Technological innovations like laser communications links between satellites are driving new capabilities for American warfighters, but the real game-changing disruptions come when new technologies converge with each other, U.S. Space Force acquisition officials told an industry conference on Dec. 7.
“When I converge capabilities, that’s when I’m disruptive,” Col. Ryan Colburn, director of the Spectrum Warfare Division of the Space and Missile Systems Center, told the opening panel session of MilSatCom Digital Week.
He offered three new technological advances as examples:
- Optical cross-links: Near-instantaneous, laser-based communications between satellites in a constellation
- On-orbit reprogramming: Software-defined satellites that give operators the ability to upgrade satellite capabilities by updating software after its been deployed to space
- Smaller, lighter and more powerful antennas and a distributed ground system for forces on the ground.
“Our challenge is to combine those [new] capabilities in a flexible and linked architecture,” said Colburn, as the Space Development Agency will do with its planned low Earth orbit constellation of small satellites known as the transport layer.
But as panel moderator Karen Jones of the Aerospace Corporation think tank noted, only one of those three advances—the advent of software-defined satellites—is completely novel. Both smaller antenna and optical cross-links are incremental improvements to what is already deployed on many satellite constellations.
It is the combination of those new capabilities together that creates a game-changing new capability, Colburn argued.

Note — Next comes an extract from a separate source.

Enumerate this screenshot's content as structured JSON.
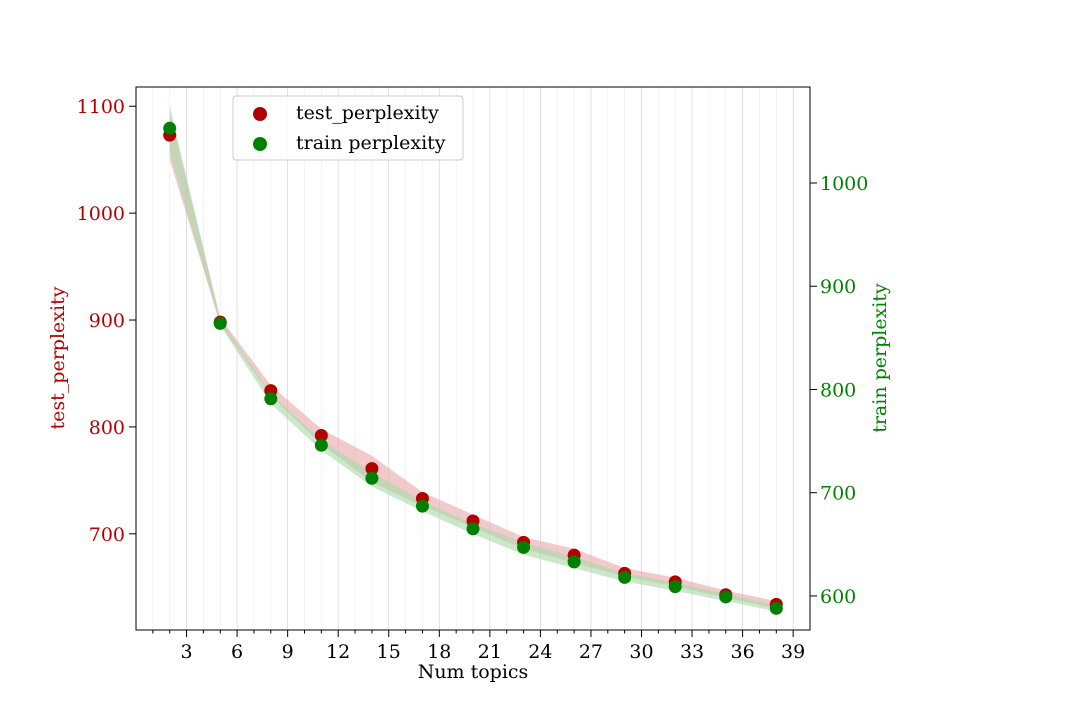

Optical cross links will eliminate the latency created when satellites can only exchange data via the ground system. Software-defined satellites will enable the constellation to be launched in waves, each one more advanced than the last, but all upgradeable with the latest programming. And smaller, lighter antennas on the ground mean that an increasing number of weapons systems and other tactical equipment can be equipped to receive data and even instructions
Derek M. Tournear, director of the Space Development Agency, explained how that convergence would be enabled for the transport layer by standards-based, open, modular architecture, enabling multiple vendors to build satellites that work as part of the constellation.
Tournear, the first-ever director of the new agency, is seen by many as the architect and driving force behind the extraordinary speed with which SDA is moving. Stood up in March 2019, the agency plans to conduct its first launches in 2022—breakneck speed for military space acquisitions, which traditionally takes a decade or more to get into orbit.
The agency will be buying new waves of satellites to add to the transport layer every two years after that, in what Tournear called “spiral development”—each spiral more advanced than, but still compatible with, the last. An open modular architecture is essential. “We need to ensure that not only can one spiral talk to the future generations, … but we want to have multiple providers all talk amongst themselves,” he added
SDA had defined a cross-link standard, he said, though “it wasn’t a standard that SDA came up with. It was a standard that basically industry said, ‘This is what we all can meet.’”
Having a single standard that every vendor bidding must meet, Tournear added, means “now I can have a complete constellation made up of different sets of satellites, all made by different manufacturers, but they function together as one cohesive unit.”